Friends and former colleagues are paying tribute to Jenny Woods, a long-time executive at Film Finances Australasia, as a consummate professional and champion of Australian films and documentaries.

Woods, who died on July 31, aged 75, retired last year after more than five decades in the screen industry, the last 25 years as the documentary representative at Film Finances.

A former general manager of the New South Wales Film Corp., she joined the completion bond company in 1993 at the invitation of then head Sue Milliken and supervised the delivery of more than 400 documentaries.

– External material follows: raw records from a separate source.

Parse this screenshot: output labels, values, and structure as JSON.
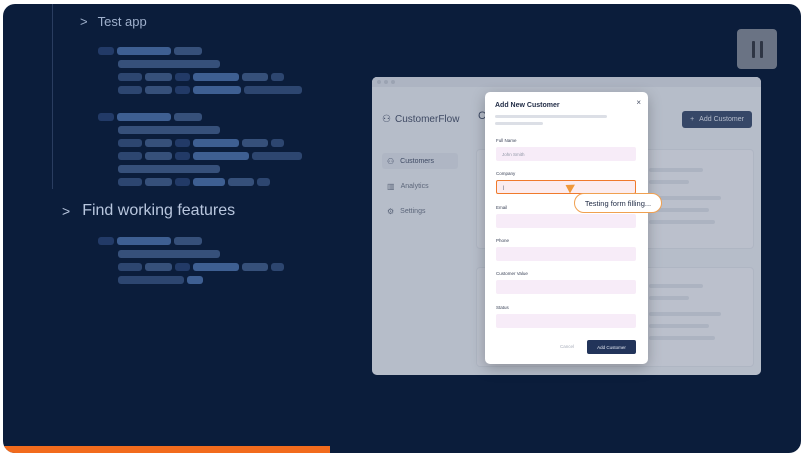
{
  "steps": [
    {
      "chevron": ">",
      "label": "Test app"
    },
    {
      "chevron": ">",
      "label": "Find working features"
    }
  ],
  "controls": {
    "pause_icon": "pause-icon"
  },
  "progress": {
    "fraction": 0.41,
    "color": "#f26b1d"
  },
  "app": {
    "brand": "CustomerFlow",
    "brand_icon": "users-icon",
    "nav": [
      {
        "icon": "users-icon",
        "label": "Customers",
        "active": true
      },
      {
        "icon": "chart-icon",
        "label": "Analytics",
        "active": false
      },
      {
        "icon": "gear-icon",
        "label": "Settings",
        "active": false
      }
    ],
    "page_title": "C",
    "add_button": {
      "icon": "+",
      "label": "Add Customer"
    }
  },
  "modal": {
    "title": "Add New Customer",
    "close": "×",
    "fields": [
      {
        "label": "Full Name",
        "value": "",
        "placeholder": "John Smith"
      },
      {
        "label": "Company",
        "value": "|",
        "placeholder": ""
      },
      {
        "label": "Email",
        "value": "",
        "placeholder": ""
      },
      {
        "label": "Phone",
        "value": "",
        "placeholder": ""
      },
      {
        "label": "Customer Value",
        "value": "",
        "placeholder": ""
      },
      {
        "label": "Status",
        "value": "",
        "placeholder": ""
      }
    ],
    "cancel": "Cancel",
    "submit": "Add Customer"
  },
  "tooltip": "Testing form filling..."
}
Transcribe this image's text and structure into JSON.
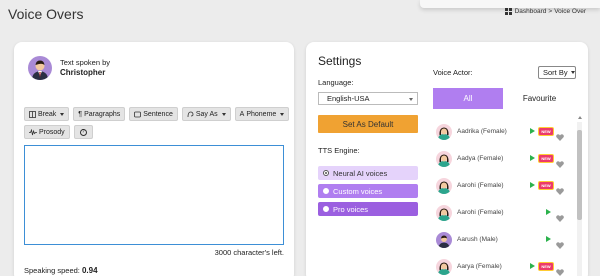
{
  "page": {
    "title": "Voice Overs"
  },
  "breadcrumb": {
    "home": "Dashboard",
    "separator": ">",
    "current": "Voice Over"
  },
  "speaker": {
    "label": "Text spoken by",
    "name": "Christopher"
  },
  "toolbar": {
    "buttons": [
      {
        "label": "Break",
        "icon": "break-icon",
        "dropdown": true
      },
      {
        "label": "Paragraphs",
        "icon": "paragraph-icon",
        "dropdown": false
      },
      {
        "label": "Sentence",
        "icon": "sentence-icon",
        "dropdown": false
      },
      {
        "label": "Say As",
        "icon": "say-as-icon",
        "dropdown": true
      },
      {
        "label": "Phoneme",
        "icon": "phoneme-icon",
        "dropdown": true
      },
      {
        "label": "Prosody",
        "icon": "prosody-icon",
        "dropdown": false
      },
      {
        "label": "?",
        "icon": "help-icon",
        "dropdown": false
      }
    ]
  },
  "editor": {
    "value": "",
    "chars_left": "3000 character's left."
  },
  "speed": {
    "label": "Speaking speed:",
    "value": "0.94"
  },
  "settings": {
    "title": "Settings",
    "language_label": "Language:",
    "language_value": "English-USA",
    "default_button": "Set As Default",
    "engine_label": "TTS Engine:",
    "engines": [
      {
        "label": "Neural AI voices",
        "selected": true
      },
      {
        "label": "Custom voices",
        "selected": false
      },
      {
        "label": "Pro voices",
        "selected": false
      }
    ]
  },
  "voice_actor": {
    "label": "Voice Actor:",
    "sort_label": "Sort By",
    "tabs": [
      "All",
      "Favourite"
    ],
    "actors": [
      {
        "name": "Aadrika (Female)",
        "badge": true,
        "gender": "female"
      },
      {
        "name": "Aadya (Female)",
        "badge": true,
        "gender": "female"
      },
      {
        "name": "Aarohi (Female)",
        "badge": true,
        "gender": "female"
      },
      {
        "name": "Aarohi (Female)",
        "badge": false,
        "gender": "female"
      },
      {
        "name": "Aarush (Male)",
        "badge": false,
        "gender": "male"
      },
      {
        "name": "Aarya (Female)",
        "badge": true,
        "gender": "female"
      }
    ],
    "badge_text": "NEW"
  },
  "colors": {
    "accent_purple": "#b07ef0",
    "engine_selected_bg": "#e5d3fb",
    "engine_bg": "#9b5fe0",
    "default_button_bg": "#f0a232",
    "play_green": "#2bb24c",
    "textbox_border": "#3d8fd6"
  }
}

“In all my years as a distributor we had one film, a feature documentary, which went seriously astray and the investors left responsibility to me to bring in the completion guarantor,” Ronin Films MD Andrew Pike tells IF.

“The guarantor was represented by Jenny and she was fabulous – she guided me through the whole difficult process with humour and wisdom that I had never expected in such a muddled situation.

“Jenny and I had never met but in the many phone conversations we had at this time, I felt she had become a true and compassionate friend. On later occasions when we had contact it was immediately like an old friendship re-awoken. I had huge respect for her skills, not only as a negotiator and business adviser, but as a counselor who knew how to defuse volatile emotions.

“To me, she was a most remarkable woman whose legacy needs to he honoured and treasured. And what a distinctive voice: she could have been a highly successful blues singer.”

Her screen industry career began in the 1970s producing TVCs for Fred Schepisi and Tim Burstall in Melbourne and she later worked in production on films such as Mad Dog Morgan, The Devil’s Playground and The FJ Holden.

In 1997, she took time out from Film Finances to produce the feature film The Sugar Factory for director Robert Carter.

For 10 years she served as general manager of the NSW Film Corp, supporting films such as My Brilliant Career, The Night the Prowler, Careful, He Might Hear You, The Odd Angry Shot and Newsfront.

Tony Buckley produced Jim Sharman’s The Night The Prowler and Ray Lawrence’s Bliss . Neither film would have happened “without Jenny’s caring and careful manipulation of her board,” Buckley tells IF.

“Jenny Woods ‘humanized’ the public service bureaucracy of the NSW Film Corp. and the financing of ‘difficult’ films,” Buckley said. “We have lost a true and loyal maverick of Aussie film. Long may she be remembered.”

Milliken believes neither Gillian Armstrong’s My Brilliant Career nor Phil Noyce’s Newsfront would have happened without the backing of the NSW Film Corp and Woods.

“As general manager from 1977 she supported the great Australian films of the era as a constructive, helpful and quite remarkable bureaucrat,” Milliken says.

“When I was able to get her to come to work for Film Finances I was lucky indeed. She became a legend a second time, to her documentary clients. Her dry sense of humour and her generous nature will be greatly missed.”

Essential Media Group’s Chris Hilton said: “Jenny was an industry stalwart, always helping with her husky voice at the other end of the phone, using old fashioned but wonderful terms of endearment like ‘love’ and ‘darl’. The industry is not the same without people like her.”

She is survived by Jim Sepping, her partner of 30 years. The funeral service will be held at Mannings Funeral Home Chapel, 87 Victoria Road, Rozelle, this Friday, starting at 12 noon.